Home VPN – Consideration on bandwidth and IPSec overhead
I was considering to implement a VPN solution for accessing my home network, more for the NAS (Network Attached Storage) I’ve recently buyed, nowadays I reach it directly (via NAT) from my public IP (obviously I had to build some kind of filtering).
I’ve an ADSL connection with 5000 Kbit/s in download and 300 Kbit/s in upload… I’m going to focus on the upload part because is my bottleneck.
Installing a VPN solution isn’t that difficult, but with a limited bandwidth which drawback will it brings?

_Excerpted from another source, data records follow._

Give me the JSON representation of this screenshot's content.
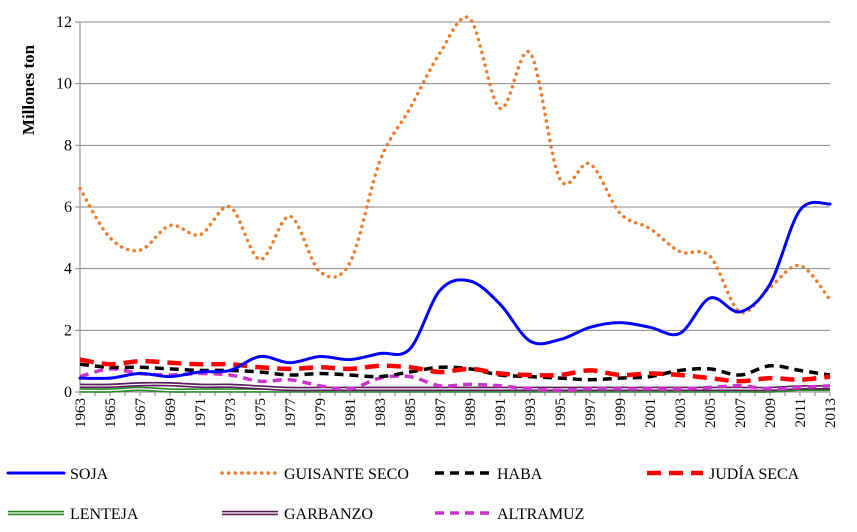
{
  "chart_data": {
    "type": "line",
    "title": "",
    "ylabel": "Millones ton",
    "xlabel": "",
    "ylim": [
      0,
      12
    ],
    "yticks": [
      0,
      2,
      4,
      6,
      8,
      10,
      12
    ],
    "xlim": [
      1963,
      2013
    ],
    "xticks": [
      1963,
      1965,
      1967,
      1969,
      1971,
      1973,
      1975,
      1977,
      1979,
      1981,
      1983,
      1985,
      1987,
      1989,
      1991,
      1993,
      1995,
      1997,
      1999,
      2001,
      2003,
      2005,
      2007,
      2009,
      2011,
      2013
    ],
    "grid": "horizontal",
    "legend_position": "bottom",
    "x": [
      1963,
      1965,
      1967,
      1969,
      1971,
      1973,
      1975,
      1977,
      1979,
      1981,
      1983,
      1985,
      1987,
      1989,
      1991,
      1993,
      1995,
      1997,
      1999,
      2001,
      2003,
      2005,
      2007,
      2009,
      2011,
      2013
    ],
    "series": [
      {
        "name": "SOJA",
        "color": "#0000ff",
        "dash": "solid",
        "style": "single",
        "values": [
          0.45,
          0.45,
          0.6,
          0.5,
          0.65,
          0.7,
          1.15,
          0.95,
          1.15,
          1.05,
          1.25,
          1.4,
          3.3,
          3.6,
          2.85,
          1.65,
          1.7,
          2.1,
          2.25,
          2.1,
          1.9,
          3.05,
          2.6,
          3.5,
          5.9,
          6.1
        ]
      },
      {
        "name": "GUISANTE SECO",
        "color": "#f07a28",
        "dash": "dotted",
        "style": "single",
        "values": [
          6.6,
          5.0,
          4.6,
          5.4,
          5.1,
          6.0,
          4.3,
          5.7,
          3.9,
          4.2,
          7.5,
          9.2,
          11.0,
          12.1,
          9.2,
          11.0,
          6.9,
          7.4,
          5.8,
          5.3,
          4.55,
          4.4,
          2.6,
          3.4,
          4.1,
          3.0
        ]
      },
      {
        "name": "HABA",
        "color": "#000000",
        "dash": "dashed",
        "style": "single",
        "values": [
          0.9,
          0.8,
          0.8,
          0.75,
          0.7,
          0.7,
          0.65,
          0.55,
          0.6,
          0.55,
          0.5,
          0.65,
          0.8,
          0.75,
          0.55,
          0.5,
          0.45,
          0.4,
          0.45,
          0.5,
          0.7,
          0.75,
          0.55,
          0.85,
          0.7,
          0.55
        ]
      },
      {
        "name": "JUDÍA SECA",
        "color": "#ff0000",
        "dash": "longdash",
        "style": "single",
        "values": [
          1.05,
          0.9,
          1.0,
          0.95,
          0.9,
          0.9,
          0.8,
          0.75,
          0.8,
          0.75,
          0.85,
          0.8,
          0.65,
          0.75,
          0.6,
          0.55,
          0.55,
          0.7,
          0.55,
          0.6,
          0.55,
          0.45,
          0.35,
          0.45,
          0.4,
          0.5
        ]
      },
      {
        "name": "LENTEJA",
        "color": "#2a8a2a",
        "dash": "solid",
        "style": "double",
        "values": [
          0.05,
          0.05,
          0.1,
          0.05,
          0.05,
          0.05,
          0.05,
          0.05,
          0.05,
          0.05,
          0.05,
          0.05,
          0.05,
          0.05,
          0.05,
          0.05,
          0.05,
          0.05,
          0.05,
          0.05,
          0.05,
          0.05,
          0.05,
          0.05,
          0.1,
          0.1
        ]
      },
      {
        "name": "GARBANZO",
        "color": "#5a1d5a",
        "dash": "solid",
        "style": "double",
        "values": [
          0.2,
          0.2,
          0.25,
          0.25,
          0.2,
          0.2,
          0.15,
          0.1,
          0.1,
          0.1,
          0.1,
          0.1,
          0.1,
          0.1,
          0.1,
          0.1,
          0.1,
          0.1,
          0.1,
          0.1,
          0.1,
          0.1,
          0.1,
          0.1,
          0.15,
          0.15
        ]
      },
      {
        "name": "ALTRAMUZ",
        "color": "#cc33cc",
        "dash": "dashed",
        "style": "single",
        "values": [
          0.5,
          0.75,
          0.6,
          0.55,
          0.6,
          0.55,
          0.35,
          0.4,
          0.2,
          0.1,
          0.45,
          0.5,
          0.2,
          0.25,
          0.2,
          0.1,
          0.05,
          0.1,
          0.1,
          0.1,
          0.1,
          0.15,
          0.2,
          0.1,
          0.15,
          0.2
        ]
      }
    ]
  }
}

Now considering an IPSec VPN solution, using ESP in Tunnel mode (full IP packet is protected), the IPSec will add a new IP header, an ESP header, an ESP Trailer and an ESP ICV.

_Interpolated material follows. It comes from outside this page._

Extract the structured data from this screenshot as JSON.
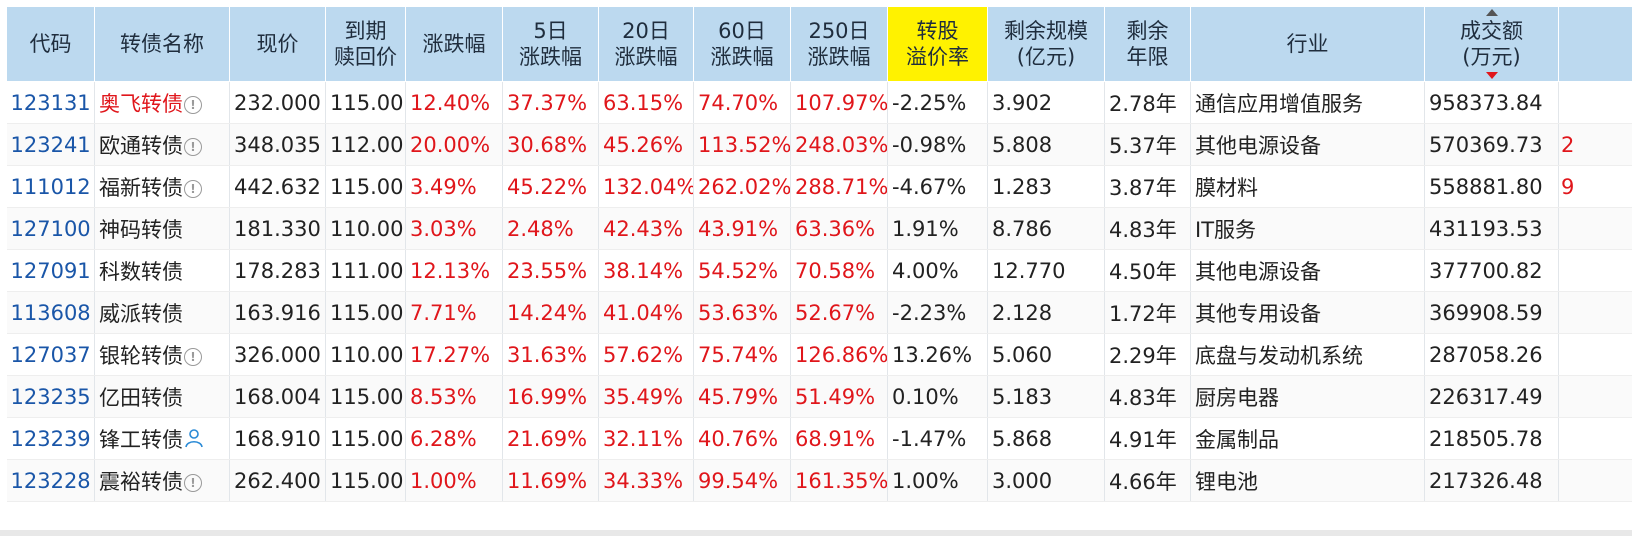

The overhead generated by IPSec is about of 50-60 bytes per packet (depending on the authentication/encryption /hash used). For my calculation I’ll take 60 bytes overhead as reference.

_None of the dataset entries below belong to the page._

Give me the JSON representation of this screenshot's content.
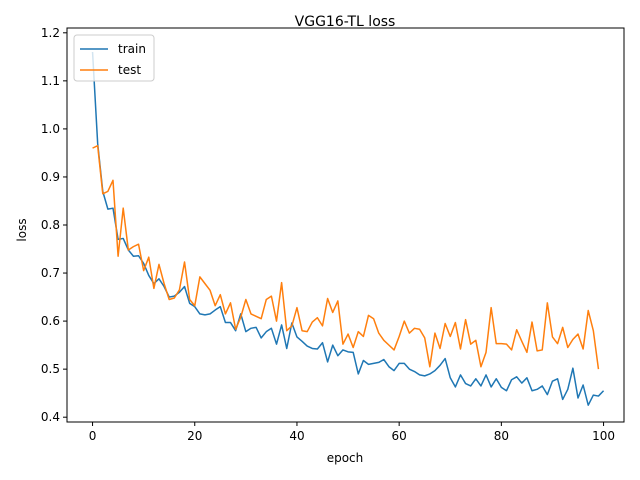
{
  "chart_data": {
    "type": "line",
    "title": "VGG16-TL loss",
    "xlabel": "epoch",
    "ylabel": "loss",
    "xlim": [
      -5,
      104
    ],
    "ylim": [
      0.39,
      1.21
    ],
    "xticks": [
      0,
      20,
      40,
      60,
      80,
      100
    ],
    "yticks": [
      0.4,
      0.5,
      0.6,
      0.7,
      0.8,
      0.9,
      1.0,
      1.1,
      1.2
    ],
    "grid": false,
    "legend_position": "upper-left",
    "series": [
      {
        "name": "train",
        "color": "#1f77b4",
        "values": [
          1.16,
          0.97,
          0.87,
          0.833,
          0.835,
          0.77,
          0.772,
          0.748,
          0.735,
          0.736,
          0.72,
          0.695,
          0.678,
          0.688,
          0.672,
          0.65,
          0.652,
          0.66,
          0.672,
          0.637,
          0.63,
          0.615,
          0.613,
          0.615,
          0.623,
          0.63,
          0.597,
          0.597,
          0.58,
          0.615,
          0.578,
          0.585,
          0.587,
          0.565,
          0.578,
          0.585,
          0.552,
          0.592,
          0.543,
          0.596,
          0.567,
          0.558,
          0.548,
          0.543,
          0.542,
          0.555,
          0.515,
          0.55,
          0.528,
          0.54,
          0.536,
          0.535,
          0.49,
          0.518,
          0.51,
          0.512,
          0.514,
          0.52,
          0.505,
          0.497,
          0.512,
          0.512,
          0.5,
          0.495,
          0.488,
          0.486,
          0.49,
          0.497,
          0.508,
          0.522,
          0.482,
          0.463,
          0.488,
          0.47,
          0.465,
          0.48,
          0.465,
          0.488,
          0.463,
          0.48,
          0.462,
          0.455,
          0.478,
          0.484,
          0.471,
          0.482,
          0.455,
          0.458,
          0.465,
          0.447,
          0.475,
          0.48,
          0.437,
          0.458,
          0.502,
          0.44,
          0.467,
          0.425,
          0.446,
          0.444,
          0.455
        ]
      },
      {
        "name": "test",
        "color": "#ff7f0e",
        "values": [
          0.96,
          0.965,
          0.865,
          0.87,
          0.893,
          0.735,
          0.835,
          0.748,
          0.755,
          0.76,
          0.705,
          0.733,
          0.668,
          0.718,
          0.678,
          0.645,
          0.648,
          0.665,
          0.723,
          0.645,
          0.632,
          0.692,
          0.678,
          0.664,
          0.632,
          0.655,
          0.615,
          0.638,
          0.583,
          0.608,
          0.645,
          0.615,
          0.61,
          0.605,
          0.645,
          0.652,
          0.6,
          0.68,
          0.58,
          0.59,
          0.628,
          0.58,
          0.578,
          0.598,
          0.607,
          0.59,
          0.647,
          0.618,
          0.642,
          0.552,
          0.573,
          0.545,
          0.578,
          0.568,
          0.612,
          0.605,
          0.575,
          0.56,
          0.55,
          0.54,
          0.568,
          0.6,
          0.575,
          0.585,
          0.583,
          0.565,
          0.505,
          0.575,
          0.543,
          0.595,
          0.568,
          0.597,
          0.542,
          0.603,
          0.552,
          0.56,
          0.505,
          0.535,
          0.628,
          0.553,
          0.553,
          0.552,
          0.54,
          0.582,
          0.558,
          0.535,
          0.598,
          0.538,
          0.54,
          0.638,
          0.567,
          0.553,
          0.587,
          0.545,
          0.562,
          0.573,
          0.542,
          0.622,
          0.58,
          0.5
        ]
      }
    ]
  }
}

Normally I can reach a packet upload rate of about 25 packets per second:
37.5 Kbytes (=300kbits) / 1.5 Kbyte (max IP packet size) = 25 packets/second
If IPSec is used, my packet rate will fall down to:
37.5 Kbytes / 1.560 Kbyte (IP Packet + ESP overhead) = ~ 24 packets/second
Maybe its easier to see it with a percent notation. Estimating a packet size of 1500 bytes this correspond to a loss of 60 bytes who is equal to 4 % of bandwidth lost. What's also to be considered is that the percent varies with the variation of IP packet size, as said before 1500 bytes is the maximal size but, if for example the packets sent are just 1’000 bytes, the overhead is more marked with a decrease of bandwidth to 6% lesser then without VPN.
So, in conclusion, this will cost me a loss of about 1500 bytes per second, considering the protection that IPSec brings I think is a price worth to pay (In fact I had about 10k bruteforce attack on the NAS in less than a month!).
So, in conclusion, this will cost me a loss of about 1500 bytes per second, considering the protection that IPSec brings I think is a price worth to pay (In fact I had about 10k bruteforce attack on the NAS in less than a month!).